For young survivors to learn that their perpetrator is back in their area through Snapchat or hearsay – and for there to be no appropriate safety measures taken in this regard – is a failure of those institutions who have a duty of care to both the survivor and the perpetrator. The issues of information for victims, safeguarding and accountability require to be urgently addressed before we could support any measures to extend the age limit.

Read more on the report, its findings and recommendations here.

Fairness, dignity and justice - changing Scotland's response to sexual crimes

A judicially led review, chaired by the Lord Justice Clerk Lady Dorrian, will develop new proposals for how sexual offences are dealt with within the Scottish Criminal Justice System.

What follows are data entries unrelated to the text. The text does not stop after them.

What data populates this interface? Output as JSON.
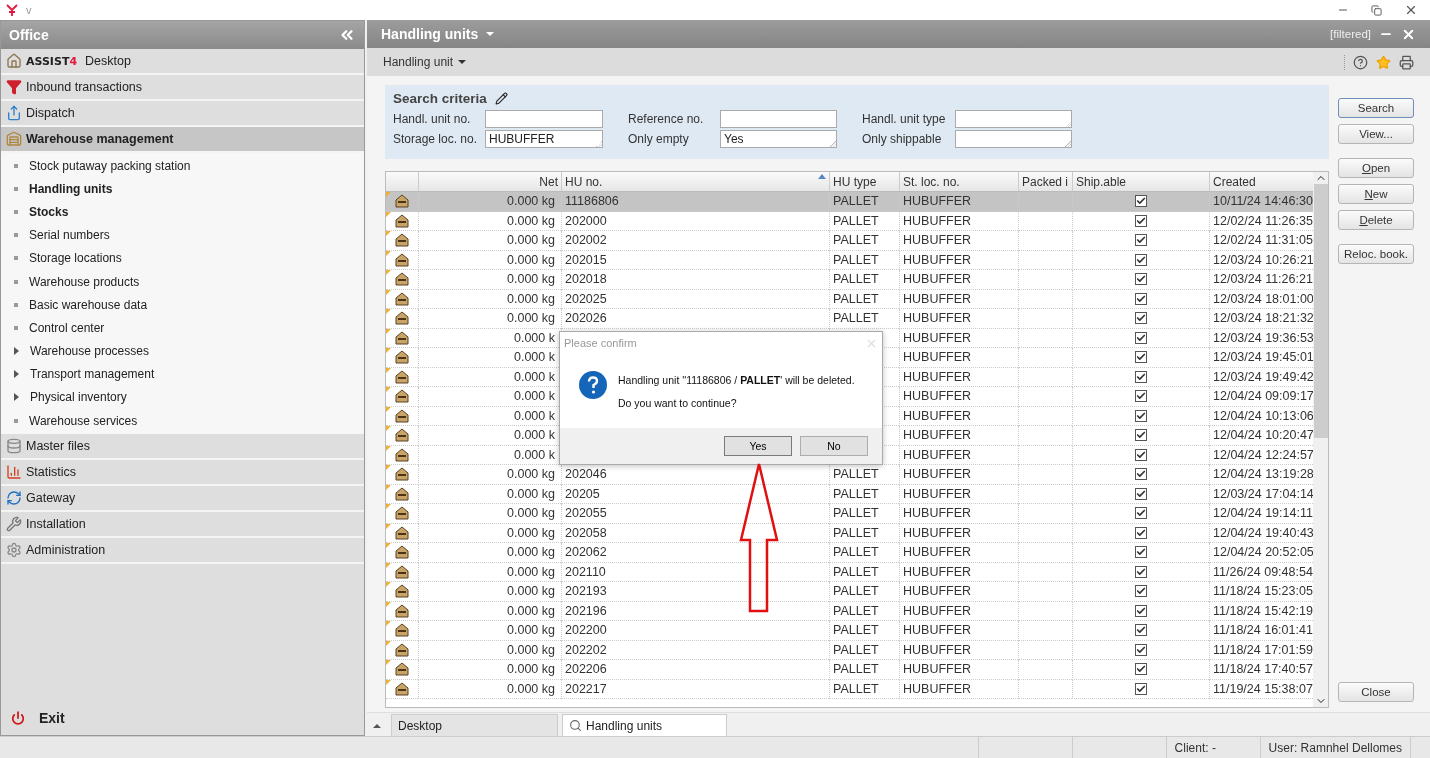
{
  "app_bar": {
    "title": "v"
  },
  "sidebar": {
    "title": "Office",
    "sections": [
      {
        "logo": "ASSIST",
        "logo_accent": "4",
        "label": "Desktop",
        "expanded": false
      },
      {
        "label": "Inbound transactions",
        "expanded": false
      },
      {
        "label": "Dispatch",
        "expanded": false
      },
      {
        "label": "Warehouse management",
        "expanded": true,
        "children": [
          {
            "label": "Stock putaway packing station",
            "kind": "item",
            "emphasized": false
          },
          {
            "label": "Handling units",
            "kind": "item",
            "emphasized": true
          },
          {
            "label": "Stocks",
            "kind": "item",
            "emphasized": true
          },
          {
            "label": "Serial numbers",
            "kind": "item",
            "emphasized": false
          },
          {
            "label": "Storage locations",
            "kind": "item",
            "emphasized": false
          },
          {
            "label": "Warehouse products",
            "kind": "item",
            "emphasized": false
          },
          {
            "label": "Basic warehouse data",
            "kind": "item",
            "emphasized": false
          },
          {
            "label": "Control center",
            "kind": "item",
            "emphasized": false
          },
          {
            "label": "Warehouse processes",
            "kind": "group",
            "emphasized": false
          },
          {
            "label": "Transport management",
            "kind": "group",
            "emphasized": false
          },
          {
            "label": "Physical inventory",
            "kind": "group",
            "emphasized": false
          },
          {
            "label": "Warehouse services",
            "kind": "item",
            "emphasized": false
          }
        ]
      },
      {
        "label": "Master files",
        "expanded": false
      },
      {
        "label": "Statistics",
        "expanded": false
      },
      {
        "label": "Gateway",
        "expanded": false
      },
      {
        "label": "Installation",
        "expanded": false
      },
      {
        "label": "Administration",
        "expanded": false
      }
    ],
    "exit": "Exit"
  },
  "module": {
    "title": "Handling units",
    "filter_tag": "[filtered]",
    "menu": "Handling unit"
  },
  "search_criteria": {
    "title": "Search criteria",
    "fields": [
      {
        "label": "Handl. unit no.",
        "kind": "text"
      },
      {
        "label": "Reference no.",
        "kind": "text"
      },
      {
        "label": "Handl. unit type",
        "kind": "combo"
      },
      {
        "label": "Storage loc. no.",
        "value": "HUBUFFER",
        "kind": "combo"
      },
      {
        "label": "Only empty",
        "value": "Yes",
        "kind": "combo"
      },
      {
        "label": "Only shippable",
        "kind": "combo"
      }
    ]
  },
  "query_buttons": [
    {
      "label": "Search",
      "focused": true,
      "mnemonic": false
    },
    {
      "label": "View...",
      "focused": false,
      "mnemonic": false
    }
  ],
  "record_buttons": [
    {
      "label": "Open",
      "focused": false,
      "mnemonic": true
    },
    {
      "label": "New",
      "focused": false,
      "mnemonic": true
    },
    {
      "label": "Delete",
      "focused": false,
      "mnemonic": true
    }
  ],
  "extra_buttons": [
    {
      "label": "Reloc. book.",
      "focused": false,
      "mnemonic": false
    }
  ],
  "close_button": {
    "label": "Close",
    "focused": false,
    "mnemonic": false
  },
  "table": {
    "columns": [
      {
        "label": "Net",
        "sorted": false
      },
      {
        "label": "HU no.",
        "sorted": true
      },
      {
        "label": "HU type",
        "sorted": false
      },
      {
        "label": "St. loc. no.",
        "sorted": false
      },
      {
        "label": "Packed i",
        "sorted": false
      },
      {
        "label": "Ship.able",
        "sorted": false
      },
      {
        "label": "Created",
        "sorted": false
      }
    ],
    "rows": [
      {
        "net": "0.000 kg",
        "hu_no": "11186806",
        "hu_type": "PALLET",
        "location": "HUBUFFER",
        "shippable": true,
        "created": "10/11/24 14:46:30",
        "selected": true
      },
      {
        "net": "0.000 kg",
        "hu_no": "202000",
        "hu_type": "PALLET",
        "location": "HUBUFFER",
        "shippable": true,
        "created": "12/02/24 11:26:35",
        "selected": false
      },
      {
        "net": "0.000 kg",
        "hu_no": "202002",
        "hu_type": "PALLET",
        "location": "HUBUFFER",
        "shippable": true,
        "created": "12/02/24 11:31:05",
        "selected": false
      },
      {
        "net": "0.000 kg",
        "hu_no": "202015",
        "hu_type": "PALLET",
        "location": "HUBUFFER",
        "shippable": true,
        "created": "12/03/24 10:26:21",
        "selected": false
      },
      {
        "net": "0.000 kg",
        "hu_no": "202018",
        "hu_type": "PALLET",
        "location": "HUBUFFER",
        "shippable": true,
        "created": "12/03/24 11:26:21",
        "selected": false
      },
      {
        "net": "0.000 kg",
        "hu_no": "202025",
        "hu_type": "PALLET",
        "location": "HUBUFFER",
        "shippable": true,
        "created": "12/03/24 18:01:00",
        "selected": false
      },
      {
        "net": "0.000 kg",
        "hu_no": "202026",
        "hu_type": "PALLET",
        "location": "HUBUFFER",
        "shippable": true,
        "created": "12/03/24 18:21:32",
        "selected": false
      },
      {
        "net": "0.000 k",
        "location": "HUBUFFER",
        "shippable": true,
        "created": "12/03/24 19:36:53",
        "selected": false
      },
      {
        "net": "0.000 k",
        "location": "HUBUFFER",
        "shippable": true,
        "created": "12/03/24 19:45:01",
        "selected": false
      },
      {
        "net": "0.000 k",
        "location": "HUBUFFER",
        "shippable": true,
        "created": "12/03/24 19:49:42",
        "selected": false
      },
      {
        "net": "0.000 k",
        "location": "HUBUFFER",
        "shippable": true,
        "created": "12/04/24 09:09:17",
        "selected": false
      },
      {
        "net": "0.000 k",
        "location": "HUBUFFER",
        "shippable": true,
        "created": "12/04/24 10:13:06",
        "selected": false
      },
      {
        "net": "0.000 k",
        "location": "HUBUFFER",
        "shippable": true,
        "created": "12/04/24 10:20:47",
        "selected": false
      },
      {
        "net": "0.000 k",
        "location": "HUBUFFER",
        "shippable": true,
        "created": "12/04/24 12:24:57",
        "selected": false
      },
      {
        "net": "0.000 kg",
        "hu_no": "202046",
        "hu_type": "PALLET",
        "location": "HUBUFFER",
        "shippable": true,
        "created": "12/04/24 13:19:28",
        "selected": false
      },
      {
        "net": "0.000 kg",
        "hu_no": "20205",
        "hu_type": "PALLET",
        "location": "HUBUFFER",
        "shippable": true,
        "created": "12/03/24 17:04:14",
        "selected": false
      },
      {
        "net": "0.000 kg",
        "hu_no": "202055",
        "hu_type": "PALLET",
        "location": "HUBUFFER",
        "shippable": true,
        "created": "12/04/24 19:14:11",
        "selected": false
      },
      {
        "net": "0.000 kg",
        "hu_no": "202058",
        "hu_type": "PALLET",
        "location": "HUBUFFER",
        "shippable": true,
        "created": "12/04/24 19:40:43",
        "selected": false
      },
      {
        "net": "0.000 kg",
        "hu_no": "202062",
        "hu_type": "PALLET",
        "location": "HUBUFFER",
        "shippable": true,
        "created": "12/04/24 20:52:05",
        "selected": false
      },
      {
        "net": "0.000 kg",
        "hu_no": "202110",
        "hu_type": "PALLET",
        "location": "HUBUFFER",
        "shippable": true,
        "created": "11/26/24 09:48:54",
        "selected": false
      },
      {
        "net": "0.000 kg",
        "hu_no": "202193",
        "hu_type": "PALLET",
        "location": "HUBUFFER",
        "shippable": true,
        "created": "11/18/24 15:23:05",
        "selected": false
      },
      {
        "net": "0.000 kg",
        "hu_no": "202196",
        "hu_type": "PALLET",
        "location": "HUBUFFER",
        "shippable": true,
        "created": "11/18/24 15:42:19",
        "selected": false
      },
      {
        "net": "0.000 kg",
        "hu_no": "202200",
        "hu_type": "PALLET",
        "location": "HUBUFFER",
        "shippable": true,
        "created": "11/18/24 16:01:41",
        "selected": false
      },
      {
        "net": "0.000 kg",
        "hu_no": "202202",
        "hu_type": "PALLET",
        "location": "HUBUFFER",
        "shippable": true,
        "created": "11/18/24 17:01:59",
        "selected": false
      },
      {
        "net": "0.000 kg",
        "hu_no": "202206",
        "hu_type": "PALLET",
        "location": "HUBUFFER",
        "shippable": true,
        "created": "11/18/24 17:40:57",
        "selected": false
      },
      {
        "net": "0.000 kg",
        "hu_no": "202217",
        "hu_type": "PALLET",
        "location": "HUBUFFER",
        "shippable": true,
        "created": "11/19/24 15:38:07",
        "selected": false
      }
    ]
  },
  "dialog": {
    "title": "Please confirm",
    "message": "Handling unit ''11186806 / **PALLET**' will be deleted.",
    "question": "Do you want to continue?",
    "buttons": [
      {
        "label": "Yes",
        "selected": true
      },
      {
        "label": "No",
        "selected": false
      }
    ]
  },
  "tabs": [
    {
      "label": "Desktop",
      "selected": false
    },
    {
      "label": "Handling units",
      "selected": true
    }
  ],
  "status_bar": {
    "client": "Client: -",
    "user": "User: Ramnhel Dellomes"
  }
}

At Rape Crisis Scotland we consistently hear that many survivors feel let down by the justice process, and yet the volume and complexity of sexual offences has grown so much in recent years that the majority of High Court trials now relate to recent or historical sexual offences. This review is clearly a significant opportunity to think creatively and practically about building a system that has fairness and dignity at its heart.

According to the Judiciary, the review group – which will be made up of judiciary and representatives of the Scottish Courts and Tribunals Service, Police, COPFS, justice agencies and third sector organisations – will look at the opportunities to manage cases in a way which is efficient, delivers justice as locally as possible at the earliest opportunity, and improves the experience of complainers in giving their evidence.

“We are hopeful about the potential this review brings because it is impossible to underestimate just how necessary and urgent action on improving rape survivors experience of the justice system is. What is especially welcome is the approach of Lady Dorrian in looking at the prosecution of sexual offences cases with a blank slate - this gives all of us the opportunity to think creatively and imagine a system that protects both the human rights of those accused of serious sexual crime, and those who are complainers.

"It's never going to be easy to pursue justice following rape or sexual violence, but there are concrete actions that can be taken to reduce the trauma currently experienced by complainers. We look forward to working closely with Lady Dorrian and the whole group on this important issue."

– Sandy Brindley, Rape Crisis Scotland

“This is an opportunity for all the organisations involved to look at the overview of sexual offences prosecuted in our courts and deliver an improved approach to ensure that these cases are dealt with as efficiently and effectively as possible for all concerned. It will also consider how to improve the experience of victims when giving their evidence.”

– Lady Dorrian

Sexual Offences (Scotland) Act 2009 now in force

After several years in preparation, the most radical overhaul ever of the law on sexual offences in Scotland has now taken place. On 1st December 2010, the new Sexual Offences (Scotland) Act came into force, bringing with it a number of significant changes to the law on sexual offences in Scotland.

The definition of rape is now wider than was previously the case, reflecting a recognition within the law that men as well as women can be victims of rape. Consent is now defined in statute in Scotland for the very first time. Hopefully this will overcome problems caused by the subjective interpretations to which its previous location in common law inevitably left it open. Under the new law, consent is defined as “free agreement” and this is supported by a non-exhaustive list of circumstances which, if proved, will indicate that consent was not present. People with a limited or no capacity to consent (for example the very young, or those with a mental disorder) are also better protected within the terms of the new Act.